One factor that seems to have driven the success of market transformation in LEED and in solar manufacturing is the presence of a critical mass of projects in a particular geographic location. Building markets are extremely local, with prime and sub-contractors working regionally or locally due to regional expertise and conditions and high transportation costs. The co-location of projects establishes supply chains and brings down costs.
Several pieces of evidence from the LEED building dataset support these claims. When LEED starts a new label or vintage (e.g., New Construction 4.0, Retail Interiors, Core and Shell, Existing Buildings) they run a set of pilot projects to develop the label. These pilot projects are the earliest adopters of a new standard, and USGBC works with potential adopters to seed these projects into geographically dispersed building markets. In exchange for participating in the pilot project and agreeing to disseminate results, early adopters get technical assistance from the USGBC, a head start on experience with new technologies, and the right to advertise their status as innovative early adopters.

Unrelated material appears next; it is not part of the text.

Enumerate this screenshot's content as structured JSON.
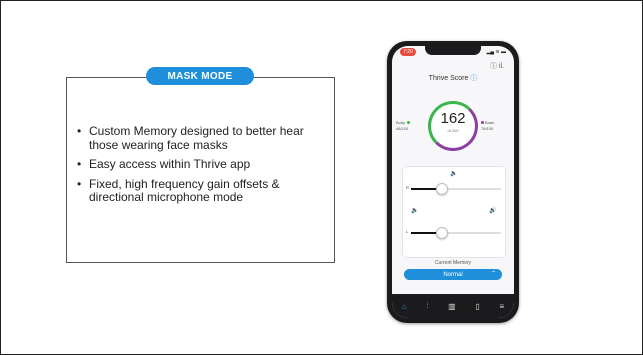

Examining these pilot projects can inform us about how the experiences of the earliest adopters impacts the eventual uptake of new technologies. Research described in this book (Chapter 7) highlights the role of pilot and demonstration projects in driving the adoption of new LEED projects. Further, once a market is established, building additional LEED ecolabeled projects leads to ever-lower costs as eco-practices are routinized, are incorporated into building codes, and ultimately become standard practice.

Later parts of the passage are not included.